I used to make fun of him for his: conference pears. I only had to speak the words; and as soon as they escaped my lips they seemed to go straight to his head. He would shudder in the same way he does when I put on an English accent and say “water” (the only word I can say truly convincingly, at the moment) and goosebumps would rise on the back of his neck.
“They’re only pears,” I would say, “I’ve seen you eat pears.”
“Not conference pears,” he would say back, cringing.
It had to do with their skin, he confessed one night: their horrible scaly pearskin, slightly fuzzy like a peach, rough and wrong. Like when you see something that’s completely disproportionate, and it makes something in your head go berserk, go all dizzy because things aren’t as they should be. Like the window display I once saw in Boston, with huge denim jackets sized for Sasquatch next to mini jeans clearly meant to fit Malibu Barbie.
“I’ll be your conference-pear handler,” I promised.
“Thank you,” he breathed, relieved, I think.
But the other day, I was pondering the poetry of compost: the way teabags and old brown lettuce leaves arrange themselves in the bowl, nestled amongst green carrot-tops and strips of red and yellow peppers and old potatoes, when it occurred to me that I have my own food phobia, akin to his conference-pear-horror.
Sprouting potatoes. The ones that have been sitting on the counter for too long, a few weeks maybe, the ones that things have started to grow out of. I get the same kind of vertigo looking at sprouting potatoes that I did looking at the denim window display. The worst is when they’ve got little flowerbuds, usually dark purple, at the end of the green sprouts. I’m actually shuddering just thinking about it.

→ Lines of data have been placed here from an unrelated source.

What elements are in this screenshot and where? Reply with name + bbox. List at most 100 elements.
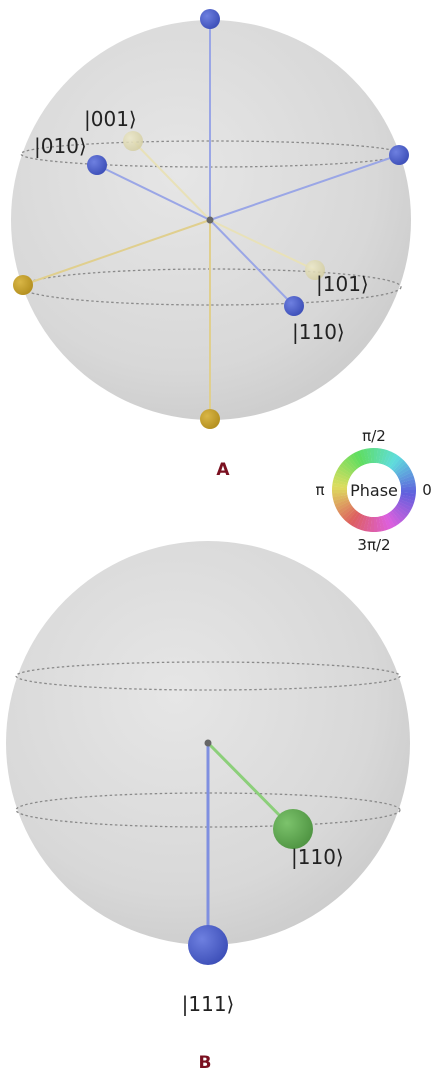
phase-wheel-segment — [400, 494, 416, 501]
point-ket-111-b — [188, 925, 228, 965]
phase-wheel-segment — [337, 503, 352, 515]
phase-wheel-hole — [347, 463, 401, 517]
center-dot-b — [204, 739, 212, 747]
point-ket-101 — [305, 260, 325, 280]
phase-wheel-segment — [391, 509, 404, 523]
vector-ket-101 — [209, 219, 316, 271]
ket-label-010: |010⟩ — [34, 134, 87, 158]
phase-wheel-segment — [332, 486, 348, 491]
ket-label-110-b: |110⟩ — [291, 845, 344, 869]
phase-wheel-segment — [333, 496, 349, 505]
vector-right-equator — [209, 154, 400, 221]
phase-wheel-segment — [396, 465, 411, 477]
phase-wheel-segment — [347, 510, 359, 525]
phase-wheel-segment — [397, 501, 413, 511]
vector-left-equator — [22, 219, 211, 286]
phase-wheel-segment — [363, 516, 370, 532]
phase-wheel-segment — [376, 516, 382, 532]
phase-wheel-segment — [376, 448, 382, 464]
phase-wheel-segment — [389, 455, 401, 470]
point-ket-001 — [123, 131, 143, 151]
phase-wheel-segment — [383, 450, 392, 466]
phase-wheel-segment — [393, 460, 407, 473]
phase-wheel-segment — [399, 475, 415, 484]
phase-wheel-segment — [352, 451, 363, 467]
ket-label-110: |110⟩ — [292, 320, 345, 344]
phase-wheel-segment — [380, 515, 389, 531]
phase-wheel-segment — [393, 507, 407, 520]
phase-wheel-segment — [385, 513, 396, 529]
point-ket-110 — [284, 296, 304, 316]
phase-wheel-segment — [337, 465, 352, 477]
phase-wheel-segment — [332, 482, 348, 488]
panel-b: |110⟩ |111⟩ — [6, 541, 410, 1016]
phase-wheel-segment — [370, 448, 374, 464]
point-right-equator — [389, 145, 409, 165]
phase-wheel-center-label: Phase — [350, 481, 398, 500]
phase-wheel-segment — [378, 516, 386, 532]
phase-wheel-segment — [349, 512, 361, 527]
phase-wheel-segment — [400, 482, 416, 488]
phase-wheel-segment — [385, 451, 395, 467]
phase-wheel-segment — [332, 490, 348, 494]
phase-label-bottom: 3π/2 — [357, 536, 390, 554]
phase-wheel-segment — [346, 455, 359, 470]
ket-label-001: |001⟩ — [84, 107, 137, 131]
phase-wheel-segment — [341, 507, 355, 520]
point-ket-110-b — [273, 809, 313, 849]
phase-wheel-segment — [387, 453, 399, 468]
phase-label-right: 0 — [422, 481, 432, 499]
phase-wheel-segment — [344, 457, 357, 471]
phase-wheel-segment — [389, 510, 402, 525]
phase-wheel-segment — [349, 453, 361, 468]
phase-wheel-segment — [332, 494, 348, 502]
phase-wheel-segment — [396, 503, 411, 515]
ket-label-101: |101⟩ — [316, 272, 369, 296]
phase-wheel-segment — [370, 516, 375, 532]
phase-wheel-segment — [394, 462, 409, 475]
center-dot-a — [206, 216, 214, 224]
phase-wheel-segment — [335, 469, 351, 479]
vector-ket-110-b — [206, 741, 295, 831]
phase-wheel-segment — [398, 472, 414, 481]
phase-wheel-segment — [391, 457, 404, 471]
phase-wheel-segment — [356, 514, 365, 530]
phase-wheel-segment — [400, 478, 416, 486]
phase-wheel-segment — [335, 501, 351, 512]
phase-wheel-segment — [341, 460, 355, 473]
phase-wheel-segment — [362, 448, 370, 464]
phase-wheel-segment — [373, 448, 378, 464]
phase-wheel-segment — [332, 479, 348, 486]
ket-label-111-b: |111⟩ — [182, 992, 235, 1016]
phase-wheel-segment — [333, 475, 349, 484]
equator-lower-b — [15, 792, 401, 828]
phase-wheel-segment — [397, 468, 413, 479]
vector-ket-110 — [209, 219, 295, 307]
phase-wheel-ring — [332, 448, 417, 532]
phase-wheel-segment — [359, 515, 368, 531]
phase-wheel-segment — [378, 448, 385, 464]
phase-wheel-segment — [339, 463, 354, 475]
phase-wheel-segment — [332, 492, 348, 498]
phase-wheel-segment — [334, 499, 350, 508]
phase-wheel-segment — [394, 505, 409, 517]
phase-wheel-segment — [400, 486, 416, 490]
vector-ket-001 — [132, 140, 211, 221]
panel-label-b: B — [199, 1053, 212, 1070]
phase-wheel-segment — [399, 496, 415, 505]
panel-label-a: A — [216, 460, 230, 480]
phase-label-top: π/2 — [362, 427, 386, 445]
point-bottom-pole — [200, 409, 220, 429]
phase-wheel-segment — [353, 513, 363, 529]
vector-ket-010 — [96, 164, 211, 221]
phase-wheel-segment — [400, 489, 417, 494]
phase-wheel-segment — [366, 516, 372, 532]
phase-wheel-segment — [339, 505, 354, 518]
phase-wheel: Phase π/2 π 0 3π/2 — [315, 427, 431, 554]
phase-wheel-segment — [359, 449, 368, 465]
phase-wheel-segment — [383, 514, 392, 530]
phase-wheel-segment — [380, 449, 389, 465]
panel-a: |001⟩ |010⟩ |101⟩ |110⟩ — [11, 9, 411, 429]
phase-wheel-segment — [387, 512, 399, 527]
point-left-equator — [13, 275, 33, 295]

To even the score, I told him about my dread of sprouty potatoes, and he promised not to ever make me deal with them if he could help it. This is how I know we are good for each other (or one way I know): we take care of each other’s food phobias.
And each other’s food loves. We say things like, “it’s ok, we’ve got hummus” without a trace of irony. It really is ok, though not just because we have hummus but also because of all the other things that are hidden in the folds of being able to say “we’ve got hummus”. This weekend we made our own hummus: a smattering of spices and pepper, some garlic, lemon juice, chickpeas in their own water, all blended together with a delightfully phallic aluminum blending stick. Then we sat in the lounge eating our hummus and drinking cider and reflecting on the richness of this kind of evening.
We made winter vegetable soup, too. This was about a week ago. We had a preponderance of root vegetables. No, preponderance doesn't even begin to cover it. We had an invasion of root vegetables. Carrots and potatoes and swedes and Jerusalem artichokes pouring out of boxes and bowls, practically spilling from the kitchen. George the poet came by once and assured us we'd never go hungry like this, but then some of the potatoes started to sprout and I panicked and we decided we should do something about the whole situation, so one evening, a really cold one, when all you want is soup and to be inside, we cooked them up and put them in a wonderful stew. Neither of us was quite sure what to do with the Jerusalem artichokes--which do not look like artichokes, which do not come from Jerusalem--so I looked them up. "Cook them like you would potatoes," said one website, "but beware that they have a tendency to produce very potent gas."
We had fresh tomato-infused bread from Maison Blanc and lots of butter and listened to Radio 4. Sometimes I think we are very old people in very young people's bodies, and I love it.
Are Scotch Eggs the ultimate hangover cure? We wondered this once. Because they are such perfect little balls of everything you crave when your head won't stop pounding: they're warm, breaded, meaty, eggy, and, best of all, you can dip them in hummus. ("It's ok; we've got hummus.")
Last night we went over to an impromptu dinner with some friends. "We have lots of chips," they said. "And steak. And pink bubbly." We stopped by the Co-Op on our way, so that we'd have something to bring them, but the only meat they had was lamb, so we brought lamb chops and red wine and the rest of our homemade hummus. Then we ate steak and lamb and bacon and chips and hummus and champagne and red wine and whiskey with ginger wine and talked, more or less, about the first lines of books. That is what food does to us.
And I was happy, because the night before, I said, all I'd been craving was a big chunk of meat. There is no way to say that, if you're wondering, without making it sound like a thinly guised euphemism--nor is there any way to express the relief of finally getting said meat ("oh, you finally got some, did you?"), but it doesn't matter. The other day when they didn't have any condoms in the shop, he brought me home The Observer's Book of Food--a Saturday special--instead, to tide us over until we could get to a real store.